Rapidly dropping from eastern highlands marked by a high peak and a curtain of cliffs backed by high mountains, the region is immediately visually engaging; the peak giving birth to falls that in turn feed the streams that break up the lowlands as they flow out to the surrounding waters.
Rugged and attractive, with western and northern bays watched over by a ranger’s watchtower to the north-west, two tidy woodland areas and a scattering of buildings, the landscape is highly photogenic. However, it is what is to be found within it that captures the eye.
From obelisks through the familiar concrete blocks to statues, tiered gardens and totems, the art to be found throughout the region fits neatly and elegantly into the setting, bringing it naturally to life.
As an art park, the setting is laid out as a place one travel to in order to visit: the landing point is presented as a cark park, the road running from it vanishing into a tunnel that appears to pass under the mountains to connect the part with the rest of the world. It sits bounded on two sides by the remnants of what might have once been a complete costal fortification built during the last world war, but which now stand with gaping windows and walls that have in part started to lean somewhat as their foundations have settled.

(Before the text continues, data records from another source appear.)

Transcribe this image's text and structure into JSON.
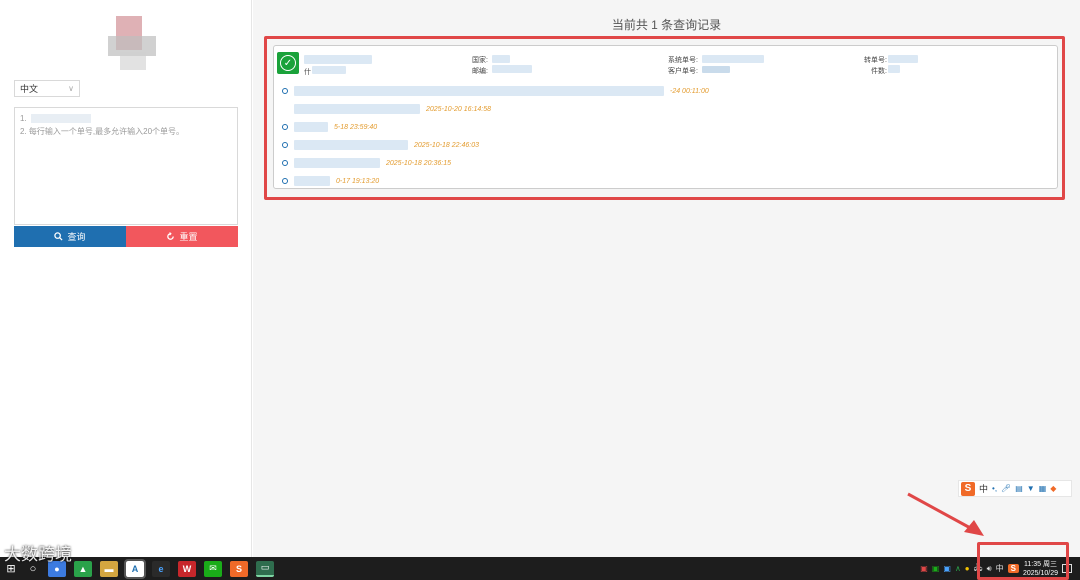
{
  "left": {
    "language": "中文",
    "textarea_line1": "1.",
    "textarea_line2": "2. 每行输入一个单号,最多允许输入20个单号。",
    "search_label": "查询",
    "reset_label": "重置"
  },
  "main": {
    "result_title": "当前共 1 条查询记录",
    "fields": {
      "country": "国家:",
      "postcode": "邮编:",
      "system_no": "系统单号:",
      "customer_no": "客户单号:",
      "transfer_no": "转单号:",
      "pieces": "件数:",
      "prefix_small": "什"
    },
    "timeline": [
      {
        "time": "-24 00:11:00"
      },
      {
        "time": "2025-10-20 16:14:58"
      },
      {
        "time": "5-18 23:59:40"
      },
      {
        "time": "2025-10-18 22:46:03"
      },
      {
        "time": "2025-10-18 20:36:15"
      },
      {
        "time": "0-17 19:13:20"
      }
    ]
  },
  "ime": {
    "logo": "S",
    "mode": "中"
  },
  "taskbar": {
    "tray_ime": "中",
    "tray_s": "S",
    "time": "11:35 周三",
    "date": "2025/10/29"
  },
  "watermark": "大数跨境",
  "colors": {
    "search_btn": "#1f6fb0",
    "reset_btn": "#f2575d",
    "highlight": "#e04747",
    "timestamp": "#e39b2e",
    "success": "#1aa23a"
  }
}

Forming the entrance to the park, the great blanks walls of this ruin also naturally lend themselves as a part of the park’s artistic statement, providing access to the tiered gardens that form the starting point for explorations.
From the gardens with their cobbled paths, visitors can roam where they please – as indicated by the static characters already in the region that add a further sense of it being a a popular place to visit. A single path does offer a route from the landing point, one that passes over the region’s three bridges – which also very much form part of the art statement. These bridges lead the way to the largest complete building on the region, a boxy unit offered as something of a meeting / relaxing space.
Jim’s designs are always engaging and a pleasure to visit, but I admit to finding this iteration particularly engaging. There’s that sense of returning to the focus of early iterations of the region whilst retaining a completely unique look and feel.
With photographic opportunities can be found throughout, and the 3D art elements bringing a richness to the environment that encourages the visitor to remain, explore and appreciate, Grauland Falls Art Park is not to be missed.